Dovremmo porre la stessa domanda anche a livello personale. Molto spesso, le decisioni importanti che prendiamo non vengono prese in circostanze drammatiche, ma piuttosto d'impulso: chi possiamo aiutare oggi? Siamo influenzati dalla razza o dall'etnia di quelle persone? Permettiamo che distinzioni superficiali ci dissuadano dal vedere l'umanità comune in tutte le persone? Forse la cosa più importante, una volta che abbiamo iniziato a muoverci in una direzione, ci fermiamo mai a valutare dove stavamo andando e se abbiamo bisogno di una correzione a metà percorso? Queste sono le domande che dovremmo porre sullo Shabbat Devarim, mentre leggiamo i primi capitoli del Deuteronomio.

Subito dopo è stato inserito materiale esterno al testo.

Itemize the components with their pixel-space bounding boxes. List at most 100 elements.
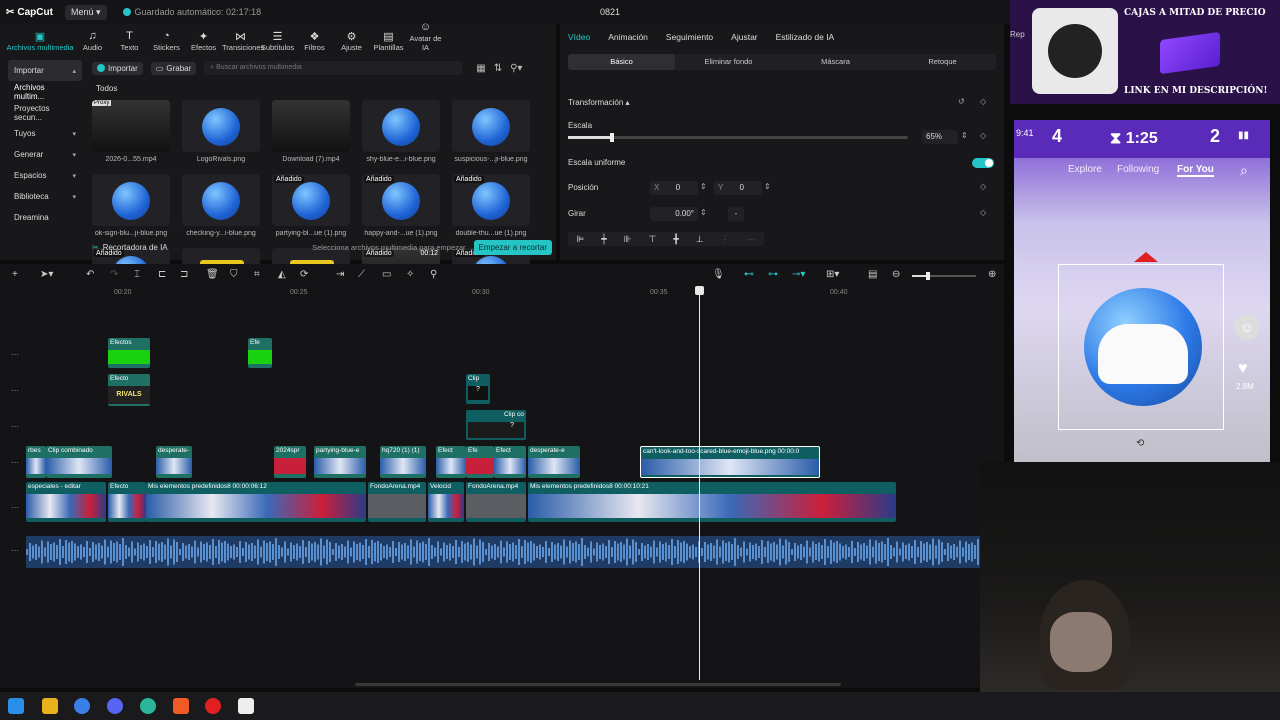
rotate-keyframe-icon[interactable]: ◇: [980, 208, 986, 217]
fullscreen-icon[interactable]: ▭: [382, 269, 391, 280]
chrome-icon[interactable]: [74, 698, 90, 714]
social-tab[interactable]: Following: [1117, 164, 1159, 175]
sidenav-item[interactable]: Biblioteca ▾: [8, 186, 82, 207]
crop-icon[interactable]: ⌗: [254, 269, 260, 280]
view-toggle-icon[interactable]: ▦: [476, 63, 485, 74]
tool-archivos-multimedia[interactable]: ▣ Archivos multimedia: [6, 30, 74, 52]
tool-texto[interactable]: T Texto: [111, 30, 148, 52]
tool-filtros[interactable]: ❖ Filtros: [296, 30, 333, 52]
magnet-icon[interactable]: ⊶: [768, 269, 778, 280]
sidenav-item[interactable]: Tuyos ▾: [8, 123, 82, 144]
tool-plantillas[interactable]: ▤ Plantillas: [370, 30, 407, 52]
video-preview[interactable]: 9:41 4 ⧗ 1:25 2 ▮▮ Explore Following For Y…: [1014, 120, 1270, 462]
sidenav-item[interactable]: Proyectos secun...: [8, 102, 82, 123]
overlay-clip[interactable]: Efect: [494, 446, 526, 478]
tool-avatar-de-ia[interactable]: ☺ Avatar de IA: [407, 21, 444, 52]
tool-audio[interactable]: ♫ Audio: [74, 30, 111, 52]
preview-axis-icon[interactable]: ⊞▾: [826, 269, 839, 280]
zoom-in-icon[interactable]: ⊕: [988, 269, 996, 280]
tool-subt-tulos[interactable]: ☰ Subtítulos: [259, 30, 296, 52]
tool-transiciones[interactable]: ⋈ Transiciones: [222, 30, 264, 52]
media-item[interactable]: LogoRivals.png: [182, 100, 272, 163]
sort-icon[interactable]: ⇅: [494, 63, 502, 74]
scale-value-field[interactable]: 65%: [922, 130, 958, 144]
timeline-scrollbar[interactable]: [355, 683, 841, 686]
align-right-icon[interactable]: ⊪: [624, 234, 632, 245]
sidenav-item[interactable]: Generar ▾: [8, 144, 82, 165]
zoom-slider[interactable]: [912, 272, 976, 280]
track-menu-icon[interactable]: ⋯: [11, 350, 19, 359]
chatgpt-icon[interactable]: [140, 698, 156, 714]
social-tab[interactable]: Explore: [1068, 164, 1102, 175]
scale-slider-handle[interactable]: [610, 133, 615, 142]
main-clip[interactable]: FondoArena.mp4: [466, 482, 526, 522]
overlay-clip[interactable]: desperate-e: [528, 446, 580, 478]
record-button[interactable]: ▭ Grabar: [150, 61, 197, 75]
media-item[interactable]: Añadido happy-and-...ue (1).png: [362, 174, 452, 237]
social-tab[interactable]: For You: [1177, 164, 1214, 177]
redo-icon[interactable]: ↷: [110, 269, 118, 280]
media-item[interactable]: suspicious-...ji-blue.png: [452, 100, 542, 163]
shield-icon[interactable]: ⛉: [230, 269, 238, 280]
tool-efectos[interactable]: ✦ Efectos: [185, 30, 222, 52]
speed-icon[interactable]: ⟋: [358, 269, 365, 280]
media-item[interactable]: ok-sign-blu...ji-blue.png: [92, 174, 182, 237]
overlay-clip[interactable]: hq720 (1) (1): [380, 446, 426, 478]
file-explorer-icon[interactable]: [42, 698, 58, 714]
transform-section[interactable]: Transformación ▴: [568, 98, 630, 107]
rotate-field[interactable]: 0.00°: [650, 207, 698, 221]
link-main-icon[interactable]: ⊷: [744, 269, 754, 280]
sidenav-item[interactable]: Archivos multim...: [8, 81, 82, 102]
rotate-handle-icon[interactable]: ⟲: [1136, 438, 1144, 449]
scale-slider[interactable]: [568, 133, 908, 142]
align-center-h-icon[interactable]: ┿: [601, 234, 606, 245]
delete-icon[interactable]: 🗑: [206, 269, 219, 280]
scale-stepper-icon[interactable]: ⇕: [961, 131, 968, 140]
main-clip[interactable]: Efecto: [108, 482, 146, 522]
media-item[interactable]: Añadido partying-bl...ue (1).png: [272, 174, 362, 237]
main-clip[interactable]: FondoArena.mp4: [368, 482, 426, 522]
media-item[interactable]: Download (7).mp4: [272, 100, 362, 163]
select-tool-icon[interactable]: ➤▾: [40, 269, 53, 280]
keyframe-icon[interactable]: ◇: [980, 97, 986, 106]
main-clip[interactable]: especiales - editar: [26, 482, 106, 522]
position-x-stepper-icon[interactable]: ⇕: [700, 182, 707, 191]
discord-icon[interactable]: [107, 698, 123, 714]
split-left-icon[interactable]: ⊏: [158, 269, 166, 280]
track-menu-icon[interactable]: ⋯: [11, 546, 19, 555]
overlay-clip[interactable]: rbes: [26, 446, 46, 478]
start-trim-button[interactable]: Empezar a recortar: [473, 239, 552, 255]
property-tab[interactable]: Animación: [608, 32, 648, 42]
time-ruler[interactable]: 00:20 00:25 00:30 00:35 00:40: [0, 288, 1004, 300]
combined-clip[interactable]: Clip co?: [466, 410, 526, 440]
align-center-v-icon[interactable]: ╋: [673, 234, 678, 245]
property-subtab[interactable]: Básico: [568, 54, 675, 70]
zoom-slider-handle[interactable]: [926, 272, 930, 280]
track-menu-icon[interactable]: ⋯: [11, 458, 19, 467]
overlay-clip[interactable]: Clip combinado: [46, 446, 112, 478]
distribute-v-icon[interactable]: ⋯: [746, 234, 755, 245]
rotate-flip-button[interactable]: -: [728, 207, 744, 221]
split-icon[interactable]: ⌶: [134, 269, 140, 280]
caption-icon[interactable]: ▤: [868, 269, 877, 280]
combined-clip[interactable]: Clip?: [466, 374, 490, 404]
property-tab[interactable]: Vídeo: [568, 32, 590, 42]
effect-clip[interactable]: Efecto RIVALS: [108, 374, 150, 406]
import-button[interactable]: Importar: [92, 61, 143, 75]
filter-icon[interactable]: ⚲▾: [510, 63, 522, 74]
property-tab[interactable]: Seguimiento: [666, 32, 713, 42]
overlay-clip[interactable]: Efect: [436, 446, 466, 478]
track-menu-icon[interactable]: ⋯: [11, 503, 19, 512]
overlay-clip[interactable]: Efe: [466, 446, 494, 478]
property-subtab[interactable]: Máscara: [782, 54, 889, 70]
media-item[interactable]: Añadido double-thu...ue (1).png: [452, 174, 542, 237]
distribute-h-icon[interactable]: ⋮: [721, 234, 730, 245]
rotate-stepper-icon[interactable]: ⇕: [700, 208, 707, 217]
property-tab[interactable]: Ajustar: [731, 32, 757, 42]
overlay-clip[interactable]: desperate-: [156, 446, 192, 478]
microphone-icon[interactable]: 🎙: [712, 269, 725, 280]
tool-stickers[interactable]: ◔ Stickers: [148, 30, 185, 52]
overlay-clip[interactable]: partying-blue-e: [314, 446, 366, 478]
tool-ajuste[interactable]: ⚙ Ajuste: [333, 30, 370, 52]
media-item[interactable]: Proxy 2026-0...55.mp4: [92, 100, 182, 163]
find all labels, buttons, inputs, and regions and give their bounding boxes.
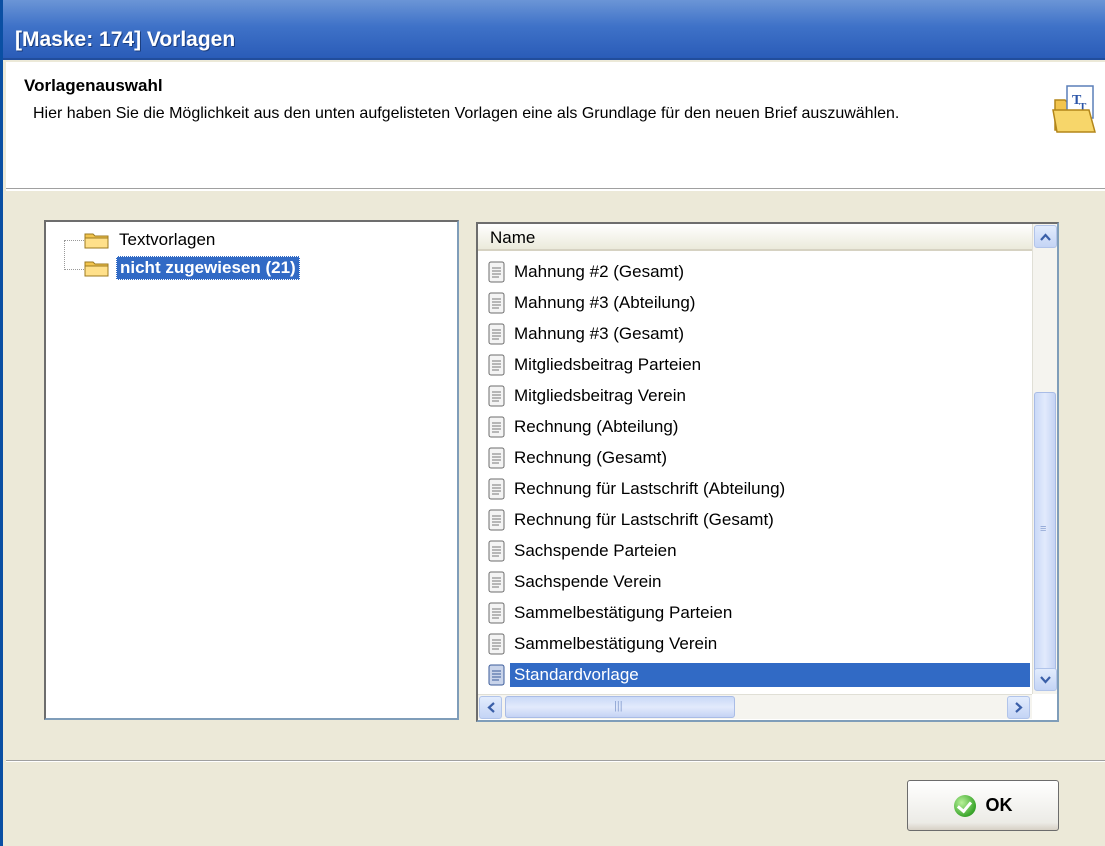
scroll-down-button[interactable] xyxy=(1034,668,1057,691)
document-icon xyxy=(488,416,505,437)
window-title: [Maske: 174] Vorlagen xyxy=(15,28,236,51)
scroll-left-button[interactable] xyxy=(479,696,502,719)
document-icon xyxy=(488,664,505,685)
document-icon xyxy=(488,292,505,313)
tree-item-textvorlagen[interactable]: Textvorlagen xyxy=(84,228,218,252)
footer-separator xyxy=(6,760,1105,762)
template-list[interactable]: Name Mahnung #2 (Gesamt) Mahnung #3 (Abt… xyxy=(476,222,1059,722)
scroll-right-button[interactable] xyxy=(1007,696,1030,719)
folder-icon xyxy=(84,233,109,249)
grip-icon: ≡ xyxy=(1040,523,1047,535)
ok-button[interactable]: OK xyxy=(907,780,1059,831)
chevron-left-icon xyxy=(486,702,495,713)
document-icon xyxy=(488,478,505,499)
ok-label: OK xyxy=(985,795,1013,815)
horizontal-scroll-thumb[interactable]: ||| xyxy=(505,696,735,718)
folder-icon xyxy=(84,261,109,277)
tree-connector xyxy=(64,269,84,270)
list-item[interactable]: Sachspende Verein xyxy=(478,566,1032,597)
horizontal-scrollbar[interactable]: ||| xyxy=(478,694,1032,719)
list-item[interactable]: Mahnung #3 (Gesamt) xyxy=(478,318,1032,349)
list-item[interactable]: Rechnung (Abteilung) xyxy=(478,411,1032,442)
document-icon xyxy=(488,385,505,406)
header-separator xyxy=(6,189,1105,191)
list-item[interactable]: Mahnung #3 (Abteilung) xyxy=(478,287,1032,318)
checkmark-icon xyxy=(953,794,976,817)
chevron-down-icon xyxy=(1040,675,1051,684)
vertical-scroll-thumb[interactable]: ≡ xyxy=(1034,392,1056,672)
tree-item-label: nicht zugewiesen (21) xyxy=(116,256,300,280)
document-icon xyxy=(488,261,505,282)
list-item[interactable]: Sammelbestätigung Parteien xyxy=(478,597,1032,628)
column-header-name[interactable]: Name xyxy=(478,224,1032,251)
tree-connector xyxy=(64,240,65,270)
document-icon xyxy=(488,540,505,561)
grip-icon: ||| xyxy=(614,700,623,712)
list-item[interactable]: Rechnung für Lastschrift (Gesamt) xyxy=(478,504,1032,535)
list-item[interactable]: Rechnung (Gesamt) xyxy=(478,442,1032,473)
scroll-up-button[interactable] xyxy=(1034,225,1057,248)
chevron-right-icon xyxy=(1014,702,1023,713)
dialog-window: [Maske: 174] Vorlagen Vorlagenauswahl Hi… xyxy=(0,0,1105,846)
list-item[interactable]: Mahnung #2 (Gesamt) xyxy=(478,256,1032,287)
tree-item-nicht-zugewiesen[interactable]: nicht zugewiesen (21) xyxy=(84,256,300,280)
title-bar[interactable]: [Maske: 174] Vorlagen xyxy=(3,0,1105,60)
vertical-scrollbar[interactable]: ≡ xyxy=(1032,224,1057,694)
list-item[interactable]: Mitgliedsbeitrag Verein xyxy=(478,380,1032,411)
header-title: Vorlagenauswahl xyxy=(24,76,163,95)
document-icon xyxy=(488,509,505,530)
tree-connector xyxy=(64,240,84,241)
document-icon xyxy=(488,602,505,623)
list-item[interactable]: Sammelbestätigung Verein xyxy=(478,628,1032,659)
header-description: Hier haben Sie die Möglichkeit aus den u… xyxy=(33,105,900,122)
document-icon xyxy=(488,571,505,592)
list-item[interactable]: Mitgliedsbeitrag Parteien xyxy=(478,349,1032,380)
document-icon xyxy=(488,354,505,375)
text-document-icon: T T xyxy=(1052,85,1096,133)
header-panel: Vorlagenauswahl Hier haben Sie die Mögli… xyxy=(6,62,1105,189)
document-icon xyxy=(488,447,505,468)
list-item-selected[interactable]: Standardvorlage xyxy=(478,659,1032,690)
template-rows: Mahnung #2 (Gesamt) Mahnung #3 (Abteilun… xyxy=(478,256,1032,690)
list-item[interactable]: Rechnung für Lastschrift (Abteilung) xyxy=(478,473,1032,504)
chevron-up-icon xyxy=(1040,232,1051,241)
document-icon xyxy=(488,323,505,344)
document-icon xyxy=(488,633,505,654)
template-category-tree[interactable]: Textvorlagen nicht zugewiesen (21) xyxy=(44,220,459,720)
list-item[interactable]: Sachspende Parteien xyxy=(478,535,1032,566)
tree-item-label: Textvorlagen xyxy=(119,230,216,249)
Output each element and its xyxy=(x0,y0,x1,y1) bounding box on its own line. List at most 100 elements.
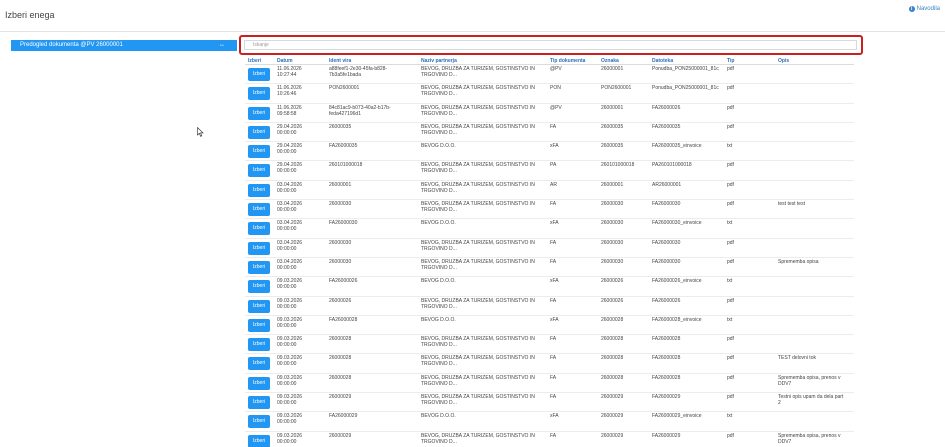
doc-type-cell: @PV xyxy=(550,104,562,111)
type-cell: txt xyxy=(727,278,733,285)
table-row[interactable]: Izberi 09.03.2026 00:00:00 26000028 BEVOG, … xyxy=(245,374,854,394)
doc-type-cell: FA xyxy=(550,258,557,265)
select-button[interactable]: Izberi xyxy=(248,87,270,101)
select-button[interactable]: Izberi xyxy=(248,396,270,410)
oznaka-cell: PON2600001 xyxy=(601,85,632,92)
table-row[interactable]: Izberi 03.04.2026 00:00:00 26000030 BEVOG, … xyxy=(245,200,854,220)
table-row[interactable]: Izberi 03.04.2026 00:00:00 FA26000030 BEVOG… xyxy=(245,219,854,239)
expand-arrows-icon: ↔ xyxy=(219,42,225,48)
doc-type-cell: FA xyxy=(550,239,557,246)
column-header-type[interactable]: Tip xyxy=(727,58,734,64)
ident-cell: FA26000030 xyxy=(329,220,358,227)
file-cell: FA26000030 xyxy=(652,239,681,246)
file-cell: FA26000030 xyxy=(652,201,681,208)
column-header-select[interactable]: Izberi xyxy=(248,58,261,64)
select-button[interactable]: Izberi xyxy=(248,299,270,313)
search-input[interactable] xyxy=(244,40,857,50)
oznaka-cell: 260101000018 xyxy=(601,162,635,169)
table-row[interactable]: Izberi 29.04.2026 00:00:00 260101000018 BEV… xyxy=(245,161,854,181)
select-button[interactable]: Izberi xyxy=(248,222,270,236)
select-button[interactable]: Izberi xyxy=(248,106,270,120)
partner-cell: BEVOG, DRUŽBA ZA TURIZEM, GOSTINSTVO IN … xyxy=(421,239,535,252)
partner-cell: BEVOG, DRUŽBA ZA TURIZEM, GOSTINSTVO IN … xyxy=(421,162,535,175)
top-bar: Izberi enega i Navodila xyxy=(0,0,945,32)
partner-cell: BEVOG D.O.O. xyxy=(421,278,456,285)
column-header-oznaka[interactable]: Oznaka xyxy=(601,58,619,64)
doc-type-cell: FA xyxy=(550,123,557,130)
table-row[interactable]: Izberi 03.04.2026 00:00:00 26000001 BEVOG, … xyxy=(245,181,854,201)
page-title: Izberi enega xyxy=(5,10,55,20)
date-cell: 03.04.2026 00:00:00 xyxy=(277,258,303,271)
table-row[interactable]: Izberi 09.03.2026 00:00:00 FA26000026 BEVOG… xyxy=(245,277,854,297)
select-button[interactable]: Izberi xyxy=(248,260,270,274)
ident-cell: FA26000028 xyxy=(329,316,358,323)
select-button[interactable]: Izberi xyxy=(248,125,270,139)
date-cell: 11.06.2026 09:58:58 xyxy=(277,104,302,117)
date-cell: 09.03.2026 00:00:00 xyxy=(277,432,303,445)
column-header-date[interactable]: Datum xyxy=(277,58,293,64)
select-button[interactable]: Izberi xyxy=(248,164,270,178)
partner-cell: BEVOG, DRUŽBA ZA TURIZEM, GOSTINSTVO IN … xyxy=(421,374,535,387)
select-button[interactable]: Izberi xyxy=(248,318,270,332)
select-button[interactable]: Izberi xyxy=(248,376,270,390)
partner-cell: BEVOG, DRUŽBA ZA TURIZEM, GOSTINSTVO IN … xyxy=(421,201,535,214)
column-header-doc-type[interactable]: Tip dokumenta xyxy=(550,58,585,64)
document-preview-button[interactable]: Predogled dokumenta @PV 26000001 ↔ xyxy=(11,40,237,51)
oznaka-cell: 26000029 xyxy=(601,394,624,401)
table-row[interactable]: Izberi 11.06.2026 10:27:44 a88feef1-2e30-4… xyxy=(245,65,854,85)
table-row[interactable]: Izberi 11.06.2026 09:58:58 84c81ac9-b073-4… xyxy=(245,104,854,123)
table-row[interactable]: Izberi 09.03.2026 00:00:00 FA26000028 BEVOG… xyxy=(245,316,854,336)
column-header-partner[interactable]: Naziv partnerja xyxy=(421,58,457,64)
doc-type-cell: FA xyxy=(550,355,557,362)
select-button[interactable]: Izberi xyxy=(248,68,270,81)
file-cell: FA26000028 xyxy=(652,336,681,343)
select-button[interactable]: Izberi xyxy=(248,357,270,371)
table-row[interactable]: Izberi 03.04.2026 00:00:00 26000030 BEVOG, … xyxy=(245,258,854,278)
ident-cell: 260101000018 xyxy=(329,162,363,169)
table-row[interactable]: Izberi 11.06.2026 10:26:46 PON2600001 BEVOG… xyxy=(245,84,854,104)
date-cell: 09.03.2026 00:00:00 xyxy=(277,278,303,291)
column-header-ident[interactable]: Ident vira xyxy=(329,58,351,64)
ident-cell: 26000028 xyxy=(329,336,352,343)
column-header-description[interactable]: Opis xyxy=(778,58,789,64)
ident-cell: 26000030 xyxy=(329,258,352,265)
table-row[interactable]: Izberi 09.03.2026 00:00:00 26000026 BEVOG, … xyxy=(245,297,854,316)
table-row[interactable]: Izberi 09.03.2026 00:00:00 FA26000029 BEVOG… xyxy=(245,412,854,432)
table-row[interactable]: Izberi 29.04.2026 00:00:00 FA26000035 BEVOG… xyxy=(245,142,854,162)
oznaka-cell: 26000030 xyxy=(601,201,624,208)
table-body: Izberi 11.06.2026 10:27:44 a88feef1-2e30-4… xyxy=(245,65,854,447)
ident-cell: 26000029 xyxy=(329,394,352,401)
doc-type-cell: FA xyxy=(550,432,557,439)
file-cell: FA26000029_einvoice xyxy=(652,413,702,420)
table-row[interactable]: Izberi 09.03.2026 00:00:00 26000029 BEVOG, … xyxy=(245,432,854,447)
select-button[interactable]: Izberi xyxy=(248,241,270,255)
select-button[interactable]: Izberi xyxy=(248,415,270,429)
file-cell: FA26000029 xyxy=(652,394,681,401)
date-cell: 09.03.2026 00:00:00 xyxy=(277,413,303,426)
select-button[interactable]: Izberi xyxy=(248,145,270,159)
oznaka-cell: 26000035 xyxy=(601,143,624,150)
doc-type-cell: @PV xyxy=(550,66,562,72)
file-cell: FA26000029 xyxy=(652,432,681,439)
ident-cell: 26000028 xyxy=(329,355,352,362)
select-button[interactable]: Izberi xyxy=(248,280,270,294)
table-row[interactable]: Izberi 09.03.2026 00:00:00 26000028 BEVOG, … xyxy=(245,354,854,374)
doc-type-cell: FA xyxy=(550,394,557,401)
oznaka-cell: 26000001 xyxy=(601,66,624,72)
info-icon: i xyxy=(908,6,915,12)
table-row[interactable]: Izberi 29.04.2026 00:00:00 26000035 BEVOG, … xyxy=(245,123,854,143)
select-button[interactable]: Izberi xyxy=(248,183,270,197)
select-button[interactable]: Izberi xyxy=(248,338,270,352)
select-button[interactable]: Izberi xyxy=(248,434,270,447)
type-cell: txt xyxy=(727,220,733,227)
table-row[interactable]: Izberi 03.04.2026 00:00:00 26000030 BEVOG, … xyxy=(245,239,854,258)
doc-type-cell: FA xyxy=(550,297,557,304)
file-cell: FA26000026 xyxy=(652,104,681,111)
column-header-file[interactable]: Datoteka xyxy=(652,58,673,64)
description-cell: Sprememba opisa, prenos v DDV7 xyxy=(778,374,841,387)
select-button[interactable]: Izberi xyxy=(248,203,270,217)
table-row[interactable]: Izberi 09.03.2026 00:00:00 26000029 BEVOG, … xyxy=(245,393,854,413)
file-cell: Ponudba_PON25000001_81c xyxy=(652,85,719,92)
help-link[interactable]: i Navodila xyxy=(908,6,940,12)
table-row[interactable]: Izberi 09.03.2026 00:00:00 26000028 BEVOG, … xyxy=(245,335,854,355)
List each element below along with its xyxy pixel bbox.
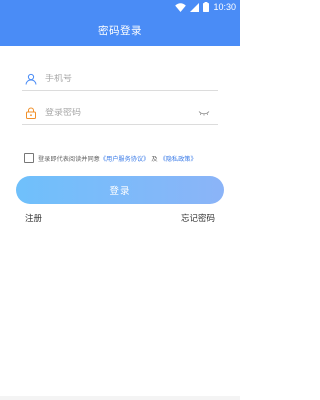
login-button[interactable]: 登录 (16, 176, 224, 204)
forgot-password-link[interactable]: 忘记密码 (181, 212, 215, 224)
phone-field[interactable] (22, 67, 218, 91)
privacy-policy-link[interactable]: 《隐私政策》 (160, 154, 197, 163)
status-icons: 10:30 (175, 1, 236, 13)
status-time: 10:30 (213, 2, 236, 12)
agreement-row: 登录即代表阅读并同意 《用户服务协议》 及 《隐私政策》 (24, 152, 197, 164)
register-link[interactable]: 注册 (25, 212, 42, 224)
password-input[interactable] (45, 107, 185, 118)
page-title: 密码登录 (98, 24, 142, 37)
lock-icon (26, 106, 36, 119)
bottom-bar (0, 396, 240, 400)
password-field[interactable] (22, 101, 218, 125)
header: 密码登录 (0, 14, 240, 46)
agreement-checkbox[interactable] (24, 153, 34, 163)
status-bar: 10:30 (0, 0, 240, 14)
wifi-icon (175, 2, 187, 12)
agreement-text: 登录即代表阅读并同意 (38, 155, 100, 163)
signal-icon (190, 2, 200, 12)
user-icon (25, 73, 37, 85)
phone-input[interactable] (45, 73, 185, 84)
agreement-conjunction: 及 (151, 155, 158, 163)
user-agreement-link[interactable]: 《用户服务协议》 (100, 154, 150, 163)
battery-icon (203, 2, 210, 12)
eye-closed-icon[interactable] (198, 110, 210, 116)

Midrash rabbinico, o interpretazione, ci dice che nel deserto, il nostro popolo raccontava i propri peccati ogni anno su Tisha BAv, rendendosi conto che sopportava la punizione per la sua gravità. Ogni anno ricevevano il messaggio che non erano stati totalmente perdonati. Poi, poco prima di entrare nella terra, seppero che era venuta l'ora di un nuovo inizio, come aveva finalmente risposto Dio, io ho perdonato.
La mattina dello Shabbat, quando sentiamo il lettore della Torah intonare la parola eicha, chiediamoci ayekah Dove siamo? E se possiamo rispondere che abbiamo davvero imparato a mettere in discussione le piccole decisioni che possono portare a grandi calamità, allora forse inizieremo a percepire una nuova dimensione del favore di Dio.
Ristampato con il permesso di SocialAction.com.
Shabbat
Pronunciato: shuh-BAHT o shah-BAHT, Origine: ebraico, il Sabbath, dal tramonto del venerdì al tramonto del sabato.
Torah
Pronunciato: TORE-uh, Origine: ebraico, i cinque libri di Mosè.
Midrash
Pronunciato: MIDD-rash, Origine: ebraico, il processo di interpretazione mediante il quale i rabbini hanno riempito le lacune riscontrate nella Torah.
Cos'è eicha in ebraico
La parola ebraica Eicha implica una domanda, la domanda "come?" Questa parola che compare all'inizio delle Lamentazioni bibliche viene letta, però, come un grido: Eicha è un'espressione liturgica di dolore e di rabbia, un'articolazione di angoscia, una domanda che si ripete in versi e rime di lamento.
È Lamentazioni nella Torah
Nella Bibbia ebraica appare nei Ketuvim ("Scritti") come uno dei Cinque Megillot (o "Cinque pergamene") insieme al Cantico dei Cantici, al Libro di Rut, all'Ecclesiaste e al Libro di Ester sebbene non vi sia un ordine prestabilito.
Come canti eicha
Dove si trova Lamentazioni nella Bibbia
Le Lamentazioni di Geremia, dette anche Le Lamentazioni di Geremia, libro dell'Antico Testamento appartenente alla terza sezione del canone biblico, noto come Ketuvim, o Scritti.